Debt weighed on Zack’s mind at least a little bit every minute of every day. Even as he talked to Anita, the woman he had hoped would turn around and notice him for months, he also thought about the receipts he dropped and if they would add up to any kind of profit. He doubted it. He ran his fingers through his neatly trimmed beard as he tried to recall numbers and add them up in his head.
He snapped out of it. It wasn’t the time for business woes. There was a beautiful woman in front of him and she was grasping at straws to keep a conversation going for some reason. He forced his hands back into his lap and focused his attention on her again.
“I wanted to draw comics when I was little, but like you said. It’s hard to pay the bills that way.” He wanted to add that opening a comic store wasn’t a great way to pay the bills either, but feared he’d come off as self-deprecating and depressing. He was sure pathetic, desperate, broke store owner was not high on her dating list.

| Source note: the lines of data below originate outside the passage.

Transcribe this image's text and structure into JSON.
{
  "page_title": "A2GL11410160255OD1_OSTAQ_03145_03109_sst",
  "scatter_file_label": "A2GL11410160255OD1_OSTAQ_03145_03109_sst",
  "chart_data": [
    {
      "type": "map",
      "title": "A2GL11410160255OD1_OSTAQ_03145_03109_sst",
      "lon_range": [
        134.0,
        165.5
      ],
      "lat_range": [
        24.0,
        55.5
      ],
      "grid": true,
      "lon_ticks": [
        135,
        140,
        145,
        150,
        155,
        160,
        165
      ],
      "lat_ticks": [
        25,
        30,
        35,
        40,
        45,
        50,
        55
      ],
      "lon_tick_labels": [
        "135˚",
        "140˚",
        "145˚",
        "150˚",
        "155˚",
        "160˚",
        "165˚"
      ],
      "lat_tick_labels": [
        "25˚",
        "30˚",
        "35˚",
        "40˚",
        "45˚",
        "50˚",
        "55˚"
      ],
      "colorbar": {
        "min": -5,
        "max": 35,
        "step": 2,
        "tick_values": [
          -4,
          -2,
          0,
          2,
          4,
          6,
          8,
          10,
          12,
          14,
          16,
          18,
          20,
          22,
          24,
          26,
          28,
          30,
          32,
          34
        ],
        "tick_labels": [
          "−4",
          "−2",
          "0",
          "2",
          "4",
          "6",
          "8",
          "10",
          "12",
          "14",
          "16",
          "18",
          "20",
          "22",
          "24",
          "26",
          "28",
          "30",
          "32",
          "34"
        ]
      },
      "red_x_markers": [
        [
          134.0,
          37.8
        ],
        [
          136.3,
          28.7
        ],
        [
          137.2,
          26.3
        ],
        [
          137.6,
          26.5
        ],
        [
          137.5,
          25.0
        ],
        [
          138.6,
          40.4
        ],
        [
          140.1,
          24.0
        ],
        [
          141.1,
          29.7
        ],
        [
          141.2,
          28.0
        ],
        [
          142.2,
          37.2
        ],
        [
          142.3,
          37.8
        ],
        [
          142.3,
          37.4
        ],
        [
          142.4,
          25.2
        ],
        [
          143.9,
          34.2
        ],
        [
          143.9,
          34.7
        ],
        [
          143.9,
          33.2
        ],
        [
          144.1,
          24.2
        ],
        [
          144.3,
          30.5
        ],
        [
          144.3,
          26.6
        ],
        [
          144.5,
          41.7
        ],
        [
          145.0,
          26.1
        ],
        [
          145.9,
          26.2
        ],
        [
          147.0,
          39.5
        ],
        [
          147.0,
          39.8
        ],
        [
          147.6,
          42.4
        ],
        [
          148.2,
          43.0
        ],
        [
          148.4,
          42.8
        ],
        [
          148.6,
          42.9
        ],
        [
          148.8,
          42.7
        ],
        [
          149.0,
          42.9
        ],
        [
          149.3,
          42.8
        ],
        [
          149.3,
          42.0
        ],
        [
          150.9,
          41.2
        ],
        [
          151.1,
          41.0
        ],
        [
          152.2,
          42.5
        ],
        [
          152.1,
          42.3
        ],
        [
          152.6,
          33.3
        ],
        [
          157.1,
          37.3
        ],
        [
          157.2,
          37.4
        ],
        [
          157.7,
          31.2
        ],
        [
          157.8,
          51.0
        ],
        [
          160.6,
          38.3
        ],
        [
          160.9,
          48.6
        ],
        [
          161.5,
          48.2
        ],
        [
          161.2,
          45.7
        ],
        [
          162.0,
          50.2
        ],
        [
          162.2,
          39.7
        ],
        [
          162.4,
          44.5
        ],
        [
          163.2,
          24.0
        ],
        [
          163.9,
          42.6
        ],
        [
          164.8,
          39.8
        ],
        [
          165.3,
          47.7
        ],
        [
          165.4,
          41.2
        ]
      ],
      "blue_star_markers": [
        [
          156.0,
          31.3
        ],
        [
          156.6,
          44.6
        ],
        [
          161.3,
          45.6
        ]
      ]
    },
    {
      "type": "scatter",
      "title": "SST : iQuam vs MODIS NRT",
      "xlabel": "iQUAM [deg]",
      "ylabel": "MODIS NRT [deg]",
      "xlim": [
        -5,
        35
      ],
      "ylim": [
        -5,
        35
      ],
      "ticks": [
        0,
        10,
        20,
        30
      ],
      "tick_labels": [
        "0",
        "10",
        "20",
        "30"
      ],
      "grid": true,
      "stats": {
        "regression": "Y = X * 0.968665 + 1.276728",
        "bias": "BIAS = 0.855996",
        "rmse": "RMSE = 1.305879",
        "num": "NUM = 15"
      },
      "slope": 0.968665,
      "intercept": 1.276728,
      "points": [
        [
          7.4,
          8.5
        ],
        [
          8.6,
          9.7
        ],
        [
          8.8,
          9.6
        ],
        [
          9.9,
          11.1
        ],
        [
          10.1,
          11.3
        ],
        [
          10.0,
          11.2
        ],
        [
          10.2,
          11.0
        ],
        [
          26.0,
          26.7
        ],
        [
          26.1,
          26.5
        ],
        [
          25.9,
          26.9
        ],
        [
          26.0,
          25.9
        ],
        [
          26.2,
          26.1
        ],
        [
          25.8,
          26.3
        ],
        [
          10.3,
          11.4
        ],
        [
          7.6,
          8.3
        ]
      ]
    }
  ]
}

Anita smiled, but this time the excitement had faded and all that was left was awkward politeness. She started to turn away, back to the shelves and bins stuffed with Mylar encased comic books. Zack had lost her. He had to get her back.
“Would you like to go for a cup of coffee sometime?” he blurted out before she’d turned her back to him.
She spun around on her heel, her face relaxed, but her eyes turned down to the ground. He never should have opened his mouth. He scolded himself inwardly as he waited in silence for her to answer. She looked back up at him. The brilliance of her eyes knocked the breath right out of his lungs. He cleared his throat.
“Sure. I’d love to,” she said with a soft laugh.
Zack exhaled a sigh of relief. “Phew. Good. That would have been awkward if you’d said no.”